Thames (NZ): Goldie painting of H POKAI

A copy of a Goldie painting on an auction site is the background for this article.

The accompanying information with the sale of the print includes:
"A magnificent reproduction of Charles GOLDIES 'A Summer's Day Hori Pokai (also known as Sleep 'tis a Gentle Thing).  The original was completed in 1933 and most recently sold at Auction for a record $454,000."

Who was Hori POKAI?
"Hori Pokai lived beside the Kauaeranga Stream in the Thames district. His father, Tauri Netana, escaped from Hongi Hika’s attack on Te Totara Pa in 1821. He was later captured by a Ngapuhi raiding party and taken to the Bay of Islands, where Pokai was born, instead of his native Arawa.

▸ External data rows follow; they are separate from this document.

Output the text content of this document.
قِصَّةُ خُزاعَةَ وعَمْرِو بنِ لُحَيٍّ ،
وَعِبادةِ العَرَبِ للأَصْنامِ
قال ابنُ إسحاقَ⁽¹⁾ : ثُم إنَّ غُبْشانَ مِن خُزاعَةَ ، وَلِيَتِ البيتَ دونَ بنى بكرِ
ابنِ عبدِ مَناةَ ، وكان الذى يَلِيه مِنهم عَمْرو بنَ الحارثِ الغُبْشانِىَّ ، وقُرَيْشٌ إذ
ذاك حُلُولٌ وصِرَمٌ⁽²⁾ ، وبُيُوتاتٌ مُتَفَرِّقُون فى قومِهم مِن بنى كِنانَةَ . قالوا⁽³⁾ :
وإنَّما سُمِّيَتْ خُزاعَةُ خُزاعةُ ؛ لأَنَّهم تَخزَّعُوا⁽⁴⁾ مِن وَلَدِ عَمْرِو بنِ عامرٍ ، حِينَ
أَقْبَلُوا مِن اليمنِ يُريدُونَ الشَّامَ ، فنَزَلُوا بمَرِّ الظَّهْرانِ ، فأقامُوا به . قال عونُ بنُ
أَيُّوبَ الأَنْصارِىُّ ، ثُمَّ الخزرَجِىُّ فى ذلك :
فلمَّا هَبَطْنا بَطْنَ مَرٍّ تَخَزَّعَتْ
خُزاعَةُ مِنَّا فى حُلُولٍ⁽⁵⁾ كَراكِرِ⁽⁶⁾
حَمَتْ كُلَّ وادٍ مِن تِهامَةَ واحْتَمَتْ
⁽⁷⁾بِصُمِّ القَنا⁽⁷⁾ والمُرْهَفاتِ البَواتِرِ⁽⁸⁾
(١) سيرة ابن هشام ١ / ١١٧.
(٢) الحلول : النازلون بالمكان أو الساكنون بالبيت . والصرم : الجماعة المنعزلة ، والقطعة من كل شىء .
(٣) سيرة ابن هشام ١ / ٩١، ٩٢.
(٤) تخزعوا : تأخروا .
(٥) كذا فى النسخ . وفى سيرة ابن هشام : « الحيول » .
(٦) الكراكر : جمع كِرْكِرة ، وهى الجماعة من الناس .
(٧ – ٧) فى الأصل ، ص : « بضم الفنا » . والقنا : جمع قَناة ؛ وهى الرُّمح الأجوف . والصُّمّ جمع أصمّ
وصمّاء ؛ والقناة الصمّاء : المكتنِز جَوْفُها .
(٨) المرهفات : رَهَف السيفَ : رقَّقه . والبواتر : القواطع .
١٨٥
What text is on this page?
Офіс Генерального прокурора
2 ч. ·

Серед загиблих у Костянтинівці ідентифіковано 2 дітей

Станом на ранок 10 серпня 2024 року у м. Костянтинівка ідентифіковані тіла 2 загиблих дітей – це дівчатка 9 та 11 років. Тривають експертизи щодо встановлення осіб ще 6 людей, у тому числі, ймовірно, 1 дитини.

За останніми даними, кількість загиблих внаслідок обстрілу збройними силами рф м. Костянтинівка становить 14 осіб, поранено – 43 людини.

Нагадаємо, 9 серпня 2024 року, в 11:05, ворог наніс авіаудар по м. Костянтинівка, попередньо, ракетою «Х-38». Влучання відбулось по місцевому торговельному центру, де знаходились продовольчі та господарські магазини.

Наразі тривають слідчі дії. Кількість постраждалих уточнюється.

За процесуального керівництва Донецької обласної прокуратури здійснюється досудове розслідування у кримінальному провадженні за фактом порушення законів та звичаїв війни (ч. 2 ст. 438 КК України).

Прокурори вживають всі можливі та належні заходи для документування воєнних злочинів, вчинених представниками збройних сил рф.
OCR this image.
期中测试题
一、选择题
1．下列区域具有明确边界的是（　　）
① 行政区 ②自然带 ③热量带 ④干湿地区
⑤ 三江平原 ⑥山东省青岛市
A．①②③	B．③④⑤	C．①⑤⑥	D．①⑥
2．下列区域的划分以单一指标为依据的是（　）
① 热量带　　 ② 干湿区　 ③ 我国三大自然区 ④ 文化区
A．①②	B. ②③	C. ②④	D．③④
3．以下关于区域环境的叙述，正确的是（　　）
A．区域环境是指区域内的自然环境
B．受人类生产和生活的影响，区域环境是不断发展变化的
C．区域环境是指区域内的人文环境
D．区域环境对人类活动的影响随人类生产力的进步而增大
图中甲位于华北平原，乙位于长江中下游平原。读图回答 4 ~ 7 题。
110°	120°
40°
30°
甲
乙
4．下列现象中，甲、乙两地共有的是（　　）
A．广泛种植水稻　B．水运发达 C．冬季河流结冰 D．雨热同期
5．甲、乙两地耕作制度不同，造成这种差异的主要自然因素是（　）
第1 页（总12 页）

Although Hori Pokai’s tattoo was incomplete, he was considered to be the last tattooed Maori in the Thames district. When Mr W. Hammond came to photograph the chief, he painted Pokai’s tattoo with Indian ink to ensure that the finer lines would show up more clearly. Pokai was so pleased with Hammond’s artwork that he paraded daily down the main street of Thames until the ink finally wore off.

 Pokai was an avid story teller and would relate how on several occasions his love affairs brought him close to death. He told of the time he paid too much attention to another man’s wife and the aggrieved husband challenged him to a dual. The whole tribe assembled to watch Pokai’s punishment. Pokai, as the offender, had to rest on one knee, with a sharp stick in his hand, and defend himself against his opponent, who was armed with a long spear. The offended husband was allowed to make two thrusts at Pokai, in an attempt to impale him. Pokai parried the first attack and deftly brushed aside the second. He fought this uneven dual twice and survived both times. He was a man of great pride, with a keen sense of humour. His great physical strength is clearly mirrored in his face, particularly the set of his jaw. He was an able warrior and leader, but few stories of his battles have survived.

Goldie first painted Hori in 1905, after a visit to Thames. He took a series of photographs at the time, and these were used for portraits in 1917 and 1919 and for several in the 1930’s. The 1936 portrait Pokai Perturbed or Suspicion was submitted to the Royal Academy, and the 1937 study A Midsummer’s Day, Maoriland was exhibited at the Paris Salon in 1938. Goldie also had access to the photographs of Hori taken by Hammond."
Source: C FGoldie His Life & Painting, Alister Taylor & Jan Glen, 1977

The New Zealand Herald 1 February 1935, has details of the painting by Charles Goldie. Pokai is said to have died in February 1920, whereas another newspaper reports the death date as 1930.